Flynn did not respond to multiple requests for comment.
“Roger wrote the memo for Flynn because they both believed that the election was stolen and were angry about it,” a source told Mediaite. “They believed they could change the outcome. They were creating a plan. They spoke regularly on the phone then.”
“Everyone at that time thought the election was stolen,” the source said. “They were trying to figure out what to do. Everyone was angry and calling everyone else trying to figure out what to do. They were coordinating a plan to stop Biden from taking office.”
The video, which was filmed for Guldbrandsen’s A Storm Foretold, a documentary following Trump and his allies’ attempts to overturn the election, an effort that culminated in the deadly riot at the U.S. Capitol on January 6, shows Stone dictating a plan to an aide.
“Although state officials in all 50 states must ultimately certify the results of the voting in their state,” Stone said, “the final decision as to who the state legislatures authorize be sent to the Electoral College is a decision made solely by the legislature.”
“Any legislative body may decide on the basis of overwhelming evidence of fraud, to send electors to the Electoral College who accurately reflect the president’s legitimate victory in their state, which was illegally denied him through fraud,” he added.
Stone, according to the source, took it upon himself to write the memo.
“He hoped to ingratiate himself with Trump,” they explained.
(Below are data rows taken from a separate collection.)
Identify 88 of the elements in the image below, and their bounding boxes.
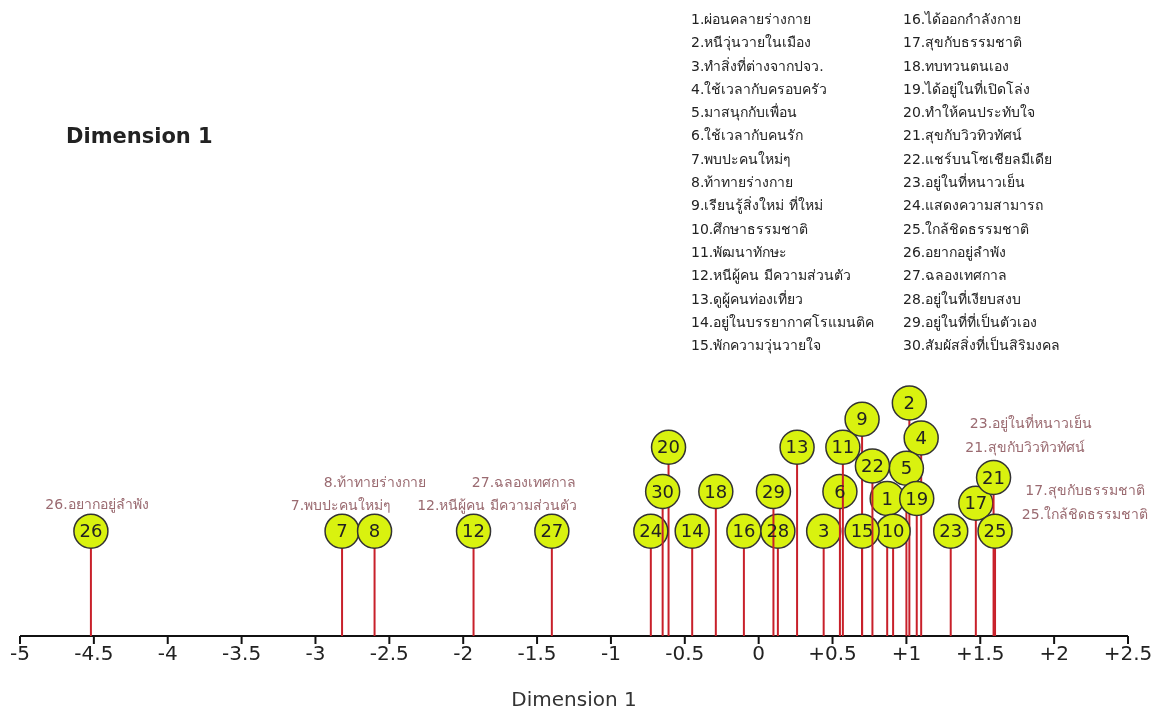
annotation: 11 (831, 436, 855, 458)
x-tick-label: -2 (453, 641, 474, 666)
annotation: 8 (368, 520, 381, 542)
x-tick-label: -0.5 (665, 641, 705, 666)
annotation: 23 (939, 520, 963, 542)
annotation: 17 (964, 492, 988, 514)
annotation: 12 (462, 520, 485, 542)
text: 14.อยู่ในบรรยากาศโรแมนติค (691, 312, 875, 333)
annotation: 16 (732, 520, 756, 542)
text: 13.ดูผู้คนท่องเที่ยว (691, 289, 805, 310)
annotation: 3 (817, 520, 830, 542)
annotation: 9 (856, 408, 868, 430)
annotation: 12.หนีผู้คน มีความส่วนตัว (417, 496, 577, 516)
x-tick-label: +1 (891, 641, 922, 666)
text: 1.ผ่อนคลายร่างกาย (691, 10, 813, 29)
annotation: 4 (915, 426, 927, 448)
text: 15.พักความวุ่นวายใจ (691, 336, 823, 356)
text: 23.อยู่ในที่หนาวเย็น (903, 172, 1027, 193)
x-tick-label: +2.5 (1103, 641, 1153, 666)
annotation: 2 (903, 392, 916, 413)
x-tick-label: +1.5 (955, 641, 1005, 666)
annotation: 10 (881, 520, 905, 542)
annotation: 8.ท้าทายร่างกาย (323, 473, 427, 492)
x-tick-label: -4.5 (74, 641, 114, 666)
point (356, 513, 393, 549)
annotation: 25.ใกล้ชิดธรรมชาติ (1021, 505, 1149, 524)
text: 7.พบปะคนใหม่ๆ (691, 149, 793, 169)
text: 25.ใกล้ชิดธรรมชาติ (903, 219, 1031, 239)
annotation: 7 (336, 520, 348, 542)
text: 28.อยู่ในที่เงียบสงบ (903, 289, 1023, 310)
text: 27.ฉลองเทศกาล (903, 266, 1009, 286)
text: 21.สุขกับวิวทิวทัศน์ (903, 126, 1024, 146)
text: 26.อยากอยู่ลำพัง (903, 242, 1008, 263)
annotation: 30 (651, 480, 675, 502)
text: 24.แสดงความสามารถ (903, 196, 1045, 216)
text: 17.สุขกับธรรมชาติ (903, 33, 1024, 53)
annotation: 7.พบปะคนใหม่ๆ (290, 496, 392, 515)
x-tick-label: -1 (600, 641, 621, 666)
annotation: 26 (79, 520, 103, 542)
text: 9.เรียนรู้สิ่งใหม่ ที่ใหม่ (691, 195, 824, 216)
annotation: 26.อยากอยู่ลำพัง (45, 495, 149, 515)
annotation: 20 (657, 436, 680, 458)
annotation: 19 (905, 487, 929, 509)
text: 3.ทำสิ่งที่ต่างจากปจว. (691, 56, 825, 76)
annotation: 17.สุขกับธรรมชาติ (1025, 481, 1145, 501)
point (891, 385, 928, 421)
text: 6.ใช้เวลากับคนรัก (691, 126, 805, 146)
annotation: 24 (639, 520, 663, 542)
annotation: 25 (983, 520, 1007, 542)
point (844, 401, 880, 438)
text: 11.พัฒนาทักษะ (691, 242, 789, 262)
text: 2.หนีวุ่นวายในเมือง (691, 33, 813, 53)
x-tick-label: 0 (752, 641, 766, 666)
x-tick-label: -2.5 (369, 641, 409, 666)
x-tick-label: +2 (1039, 641, 1069, 666)
annotation: 22 (860, 454, 884, 476)
text: 22.แชร์บนโซเชียลมีเดีย (903, 149, 1054, 169)
text: 4.ใช้เวลากับครอบครัว (691, 79, 829, 99)
annotation: 14 (680, 520, 704, 542)
x-tick-label: -4 (157, 641, 178, 666)
text: 10.ศึกษาธรรมชาติ (691, 219, 810, 239)
text: 30.สัมผัสสิ่งที่เป็นสิริมงคล (903, 335, 1061, 356)
annotation: 5 (900, 457, 913, 479)
annotation: 27 (540, 520, 564, 542)
text: 12.หนีผู้คน มีความส่วนตัว (691, 266, 852, 286)
text: 18.ทบทวนตนเอง (903, 56, 1011, 76)
annotation: 13 (785, 436, 809, 458)
annotation: 21 (982, 466, 1006, 488)
point (805, 513, 842, 549)
annotation: 21.สุขกับวิวทิวทัศน์ (965, 438, 1085, 458)
text: 16.ได้ออกกำลังกาย (903, 10, 1023, 29)
text: 8.ท้าทายร่างกาย (691, 173, 795, 193)
x-tick-label: +0.5 (808, 641, 857, 666)
annotation: 27.ฉลองเทศกาล (471, 473, 577, 492)
text: 19.ได้อยู่ในที่เปิดโล่ง (903, 79, 1032, 100)
x-tick-label: -5 (10, 641, 30, 666)
text: 20.ทำให้คนประทับใจ (903, 103, 1037, 123)
annotation: 23.อยู่ในที่หนาวเย็น (969, 413, 1093, 434)
annotation: 18 (704, 480, 728, 502)
annotation: 1 (881, 487, 893, 509)
x-axis-title: Dimension 1 (511, 687, 637, 711)
x-tick-label: -1.5 (517, 641, 557, 666)
x-tick-label: -3.5 (222, 641, 262, 666)
x-tick-label: -3 (305, 641, 326, 666)
chart-title: Dimension 1 (66, 124, 213, 148)
text: 29.อยู่ในที่ที่เป็นตัวเอง (903, 312, 1039, 333)
text: 5.มาสนุกกับเพื่อน (691, 102, 799, 123)
annotation: 29 (761, 480, 785, 502)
A few months earlier, Stone faced 40 months in prison after he was convicted on a slew of charges in the Russia investigation, including lying to Congress and witness tampering. Trump commuted his sentence, but in November 2020, he had yet to receive a full pardon, which Trump granted him before the end of his term.
The scribe typing feverishly in the video of Stone is his associate Enrique Alejandro de la Torre, an associate of Stone who testified before the Jan. 6 committee and pleaded the fifth. De la Torre did not give a comment for this piece.
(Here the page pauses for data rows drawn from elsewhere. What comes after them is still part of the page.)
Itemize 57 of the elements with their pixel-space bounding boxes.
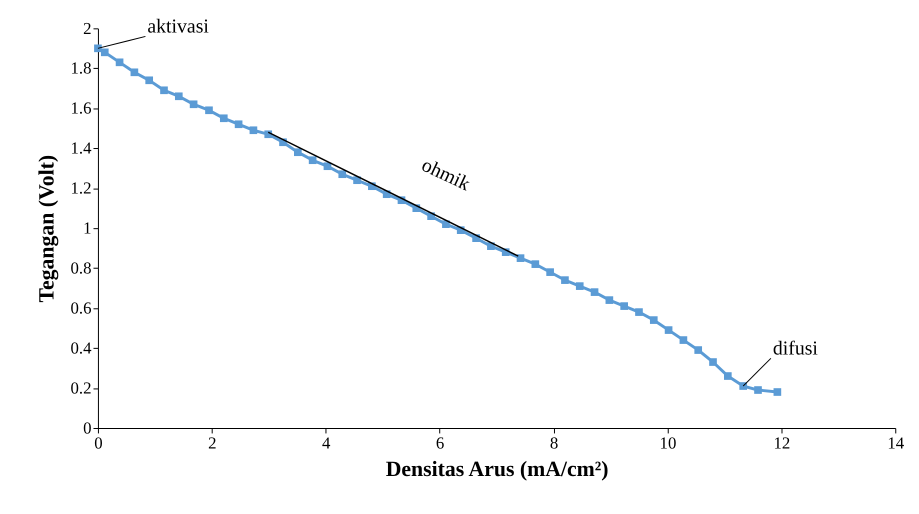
point: [650, 316, 658, 324]
x-tick-label: 10: [660, 433, 676, 452]
x-axis-title: Densitas Arus (mA/cm²): [386, 456, 608, 481]
x-tick-label: 2: [208, 433, 217, 452]
annotation: difusi: [772, 337, 818, 360]
point: [694, 346, 702, 354]
y-axis-title: Tegangan (Volt): [34, 154, 59, 302]
point: [116, 58, 124, 66]
point: [680, 336, 688, 344]
y-tick-label: 0.8: [70, 258, 92, 278]
point: [774, 388, 782, 396]
point: [620, 302, 628, 310]
x-tick-label: 6: [436, 433, 444, 452]
y-tick-label: 1.2: [70, 178, 92, 198]
point: [635, 308, 643, 316]
y-tick-label: 2: [83, 18, 92, 38]
annotation: ohmik: [418, 154, 474, 196]
point: [324, 162, 332, 170]
point: [338, 170, 346, 178]
y-tick-label: 1.8: [70, 58, 92, 78]
point: [100, 48, 109, 56]
y-tick-label: 1: [83, 218, 92, 238]
point: [130, 68, 138, 76]
point: [606, 296, 614, 304]
point: [308, 156, 316, 164]
point: [294, 148, 302, 156]
y-tick-label: 0: [83, 418, 92, 438]
x-tick-label: 4: [322, 433, 332, 452]
point: [590, 288, 598, 296]
point: [353, 176, 361, 184]
y-tick-label: 0.4: [70, 338, 92, 358]
point: [546, 268, 554, 276]
y-tick-label: 1.6: [70, 98, 92, 118]
point: [739, 382, 748, 390]
point: [205, 106, 213, 114]
point: [724, 372, 732, 380]
point: [250, 126, 258, 134]
y-tick-label: 1.4: [70, 138, 92, 158]
point: [145, 76, 154, 84]
point: [234, 120, 242, 128]
point: [531, 260, 540, 268]
point: [561, 276, 569, 284]
point: [576, 282, 584, 290]
x-tick-label: 8: [550, 433, 558, 452]
point: [516, 254, 524, 262]
annotation: aktivasi: [147, 15, 210, 38]
point: [160, 86, 168, 94]
point: [664, 326, 672, 334]
point: [754, 386, 762, 394]
x-tick-label: 14: [887, 433, 905, 452]
x-tick-label: 12: [773, 433, 790, 452]
point: [220, 114, 228, 122]
y-tick-label: 0.6: [70, 298, 92, 318]
y-tick-label: 0.2: [70, 378, 92, 398]
point: [174, 92, 183, 100]
point: [709, 358, 717, 366]
point: [190, 100, 198, 108]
Another source close to A Storm Foretold told Mediaite that Stone went on to send his memo out to “the 47 members of the F.O.S (Friends of Stone) chat group and candidates for the Stop the Steal committee.” The encrypted group chat boasted members like Oath Keepers founder Stewart Rhodes, who was found guilty of seditious conspiracy for his role in the Capitol riots.
A source explained the private chat was a way for Stone, who was under a court gag order at the time, to communicate.
“F.O.S. was set up when Roger was gagged and this was a way for him to communicate with prominent people,” the source alleged. “The people that were in that chat were curated for a reason. The fact that a day before he says ‘fuck the voting, get to violence’ and then he sends this memo. He is calculated.”
Roger Stone responded to these claims in a statement to Mediaite: “If you have any actual evidence that any of this is true, please provide it and I will be happy to comment. I strongly suggest you ask your sources for documentation. These assertions are categorically false.”
When asked who he sent the memo to, Stone did not respond.
A source close to the documentary drew a direct line from the Stone memo through to the chaos that followed in the months after the 2020 election, which ultimately erupted in violence on Jan. 6.
“This memo, the Roger Stone manifesto, started all of this,” they said. “It was posted to a group of leaders of violent organizations, Proud Boys, Oath Keepers, 1st Amendment Praetorian, a disgraced NYPD cop. This memo was the kickoff to the events that followed.”